CARLSON: Yes, you can’t have a job, you can’t fly on an airplane. You can’t cash a check. You can’t get government benefits. You can’t do anything. So it was prima facie absurd but they still wax self-righteous about it and any attempt to prevent voter fraud is suppression and you’re Bull Connor.
I wonder if the right, if Republicans will begin to do something they almost do with any topic which is push back with facts against this demagoguery.
DHILLON: Well, you know, you raise a good point, Tucker. We, as Republicans tend to become very intimidated when everybody — when anybody says the “R” word. “Oh, you are racist. You are racist.” And we really buy into that demagoguery and back down.
And I hope to see more Republicans step forward and say, “We are not racist. We are trying to protect the integrity of every single vote.” I’m an immigrant to this country and the right to vote is very precious and something that people don’t have around the world. So the way we casually water it down in this country by allowing people to vote who are not entitled to vote, we have three million illegal aliens plus in California, for example, is really shocking and it’s time for it to stop.
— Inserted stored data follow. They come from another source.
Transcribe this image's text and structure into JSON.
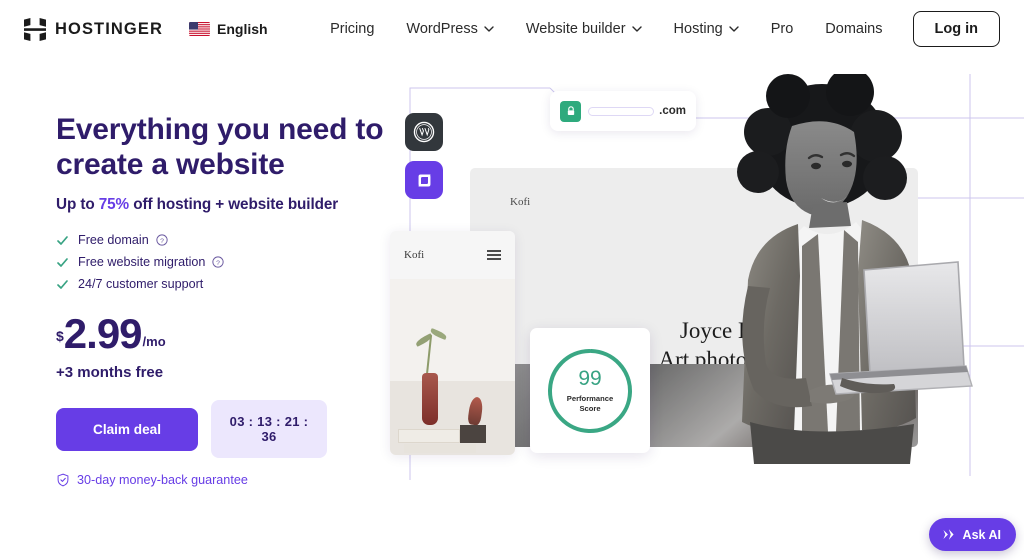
{
  "header": {
    "logo_word": "HOSTINGER",
    "logo_icon": "hostinger-h-logo",
    "language": {
      "label": "English",
      "flag_icon": "us-flag-icon"
    },
    "nav": [
      {
        "label": "Pricing",
        "has_chevron": false
      },
      {
        "label": "WordPress",
        "has_chevron": true
      },
      {
        "label": "Website builder",
        "has_chevron": true
      },
      {
        "label": "Hosting",
        "has_chevron": true
      },
      {
        "label": "Pro",
        "has_chevron": false
      },
      {
        "label": "Domains",
        "has_chevron": false
      }
    ],
    "login_label": "Log in"
  },
  "hero": {
    "heading_line1": "Everything you need to",
    "heading_line2": "create a website",
    "sub_prefix": "Up to ",
    "sub_percent": "75%",
    "sub_suffix": " off hosting + website builder",
    "features": [
      {
        "label": "Free domain",
        "help": true
      },
      {
        "label": "Free website migration",
        "help": true
      },
      {
        "label": "24/7 customer support",
        "help": false
      }
    ],
    "price": {
      "currency": "$",
      "amount": "2.99",
      "period": "/mo"
    },
    "months_free": "+3 months free",
    "claim_label": "Claim deal",
    "timer": "03 : 13 : 21 : 36",
    "guarantee": "30-day money-back guarantee",
    "guarantee_icon": "shield-check-icon"
  },
  "art": {
    "url_suffix": ".com",
    "lock_icon": "padlock-icon",
    "app_icons": [
      {
        "name": "wordpress-icon"
      },
      {
        "name": "hostinger-builder-icon"
      }
    ],
    "desktop_preview": {
      "brand": "Kofi",
      "title_line1": "Joyce Beale,",
      "title_line2": "Art photographer"
    },
    "mobile_preview": {
      "brand": "Kofi",
      "menu_icon": "hamburger-icon"
    },
    "performance": {
      "score": "99",
      "label_line1": "Performance",
      "label_line2": "Score"
    }
  },
  "ask_ai": {
    "label": "Ask AI",
    "icon": "sparkle-plane-icon"
  },
  "colors": {
    "brand_purple": "#673de6",
    "heading_purple": "#2f1c6a",
    "timer_bg": "#ece7fd",
    "green": "#38a383",
    "lock_green": "#2eaa7d"
  }
}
So I am glad to see this data not from a conservative source, but from objective professors, economists and I hope that we will begin to start pushing back on this false narrative by the left.
CARLSON: Well, yes, because the only reason they keep using it is because it works, and Republicans run and hide every single time. I mean, is there any other reason to oppose voter ID laws except to abet voter fraud?
DHILLON: I can’t think of any, and on the flip side, and as these two professors point out in their study, the effect of voter ID laws does increase confidence among the voting population in the outcomes of these elections and we certainly need more of that as well.
CARLSON: Yes, that is such a smart point. I’m losing confidence. I have always had confidence in our system and not any more. Harmeet, thank you very much.